Complete step-by-step answer:
To solve the expression $\dfrac{{16 \times {2^{n + 1}} - 4 \times {2^n}}}{{16 \times {2^{n + 2}} - 2 \times {2^{n + 2}}}}$ we will use the property of exponents.
This is because both the numerator as well as the denominator is having the product of exponential numbers. Hence, using the laws of exponents will help us to solve this question and find the required answer to the given fraction.
Thus, using the identity ${a^{m + n}} = {a^m} \times {a^n}$, we can write the given expression as:
$\dfrac{{16 \times {2^{n + 1}} - 4 \times {2^n}}}{{16 \times {2^{n + 2}} - 2 \times {2^{n + 2}}}} = \dfrac{{16 \times {2^n} \times 2 - 4 \times {2^n}}}{{16 \times {2^n} \times {2^2} - 2 \times {2^n} \times {2^2}}}$
Taking ${2^n}$ common from both the numerator as well as the denominator, we get,
$ \Rightarrow \dfrac{{16 \times {2^{n + 1}} - 4 \times {2^n}}}{{16 \times {2^{n + 2}} - 2 \times {2^{n + 2}}}} = \dfrac{{{2^n}\left( {16 \times 2 - 4} \right)}}{{{2^n}\left( {16 \times {2^2} - 2 \times {2^2}} \right)}}$
Multiplying the terms in the numerator and applying the exponents on terms in the denominator, we get
$ \Rightarrow \dfrac{{16 \times {2^{n + 1}} - 4 \times {2^n}}}{{16 \times {2^{n + 2}} - 2 \times {2^{n + 2}}}} = \dfrac{{32 - 4}}{{16 \times 4 - 2 \times 4}}$
Again multiplying the terms in the denominator, we get
$ \Rightarrow \dfrac{{16 \times {2^{n + 1}} - 4 \times {2^n}}}{{16 \times {2^{n + 2}} - 2 \times {2^{n + 2}}}} = \dfrac{{32 - 4}}{{64 - 8}}$
Subtracting the terms, we get
$ \Rightarrow \dfrac{{16 \times {2^{n + 1}} - 4 \times {2^n}}}{{16 \times {2^{n + 2}} - 2 \times {2^{n + 2}}}} = \dfrac{{28}}{{56}} = \dfrac{1}{2}$
Therefore, the value of $\dfrac{{16 \times {2^{n + 1}} - 4 \times {2^n}}}{{16 \times {2^{n + 2}} - 2 \times {2^{n + 2}}}}$ is $\dfrac{1}{2}$
Hence, option D is the correct answer.

Note: An expression that represents the repeated multiplication of the same number is known as power. When a number is written with power then the power becomes the exponent of that particular number. It shows how many times that particular number will be multiplied by itself. Hence, whenever we are given the multiplication of the same numbers, then we can express that number with an exponent and vice-versa.

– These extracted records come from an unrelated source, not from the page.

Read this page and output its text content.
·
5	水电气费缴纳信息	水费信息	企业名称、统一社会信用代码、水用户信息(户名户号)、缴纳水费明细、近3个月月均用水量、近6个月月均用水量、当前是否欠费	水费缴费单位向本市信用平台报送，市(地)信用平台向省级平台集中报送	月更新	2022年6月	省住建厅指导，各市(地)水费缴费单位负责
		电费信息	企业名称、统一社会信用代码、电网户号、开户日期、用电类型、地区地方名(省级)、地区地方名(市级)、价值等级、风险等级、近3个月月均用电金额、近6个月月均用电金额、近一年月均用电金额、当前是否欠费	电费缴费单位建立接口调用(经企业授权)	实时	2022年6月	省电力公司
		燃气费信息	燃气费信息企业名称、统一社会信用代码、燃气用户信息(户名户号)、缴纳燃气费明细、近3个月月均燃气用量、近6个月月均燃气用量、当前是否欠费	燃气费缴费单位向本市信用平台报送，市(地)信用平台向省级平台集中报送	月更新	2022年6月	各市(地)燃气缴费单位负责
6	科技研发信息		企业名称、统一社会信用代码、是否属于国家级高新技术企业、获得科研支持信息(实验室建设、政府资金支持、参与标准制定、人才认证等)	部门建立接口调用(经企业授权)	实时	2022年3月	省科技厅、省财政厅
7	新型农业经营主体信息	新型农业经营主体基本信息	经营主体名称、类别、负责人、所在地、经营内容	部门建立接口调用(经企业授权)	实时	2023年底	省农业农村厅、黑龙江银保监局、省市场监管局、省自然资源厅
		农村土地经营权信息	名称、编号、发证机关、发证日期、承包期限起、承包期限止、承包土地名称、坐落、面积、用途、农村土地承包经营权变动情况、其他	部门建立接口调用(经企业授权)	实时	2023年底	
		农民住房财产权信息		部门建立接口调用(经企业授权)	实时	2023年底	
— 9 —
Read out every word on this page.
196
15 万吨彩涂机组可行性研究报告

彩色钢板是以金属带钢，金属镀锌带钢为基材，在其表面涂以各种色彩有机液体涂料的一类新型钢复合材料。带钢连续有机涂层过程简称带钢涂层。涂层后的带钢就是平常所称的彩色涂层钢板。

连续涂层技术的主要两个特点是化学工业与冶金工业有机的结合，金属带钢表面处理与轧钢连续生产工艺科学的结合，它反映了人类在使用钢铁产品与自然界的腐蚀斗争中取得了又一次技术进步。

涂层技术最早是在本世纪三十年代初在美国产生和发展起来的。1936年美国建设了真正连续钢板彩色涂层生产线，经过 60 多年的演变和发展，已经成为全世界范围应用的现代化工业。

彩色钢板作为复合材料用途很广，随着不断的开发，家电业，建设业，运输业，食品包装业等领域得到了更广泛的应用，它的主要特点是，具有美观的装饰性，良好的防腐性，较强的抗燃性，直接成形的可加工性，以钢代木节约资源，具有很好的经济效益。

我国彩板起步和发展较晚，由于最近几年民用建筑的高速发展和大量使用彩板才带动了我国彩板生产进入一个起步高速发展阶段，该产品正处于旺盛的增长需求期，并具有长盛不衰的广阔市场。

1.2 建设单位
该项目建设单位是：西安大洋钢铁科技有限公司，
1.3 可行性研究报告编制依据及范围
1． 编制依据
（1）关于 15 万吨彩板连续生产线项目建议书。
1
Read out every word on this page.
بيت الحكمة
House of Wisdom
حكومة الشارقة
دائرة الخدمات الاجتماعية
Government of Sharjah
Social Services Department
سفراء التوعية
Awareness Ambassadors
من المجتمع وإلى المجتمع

Here, we have used the BODMAS rule, according to which we do subtraction after doing multiplication. Hence, first of all we have multiplied the numbers which had a multiplication sign between them and then, we have done the subtraction as per the requirement of the question.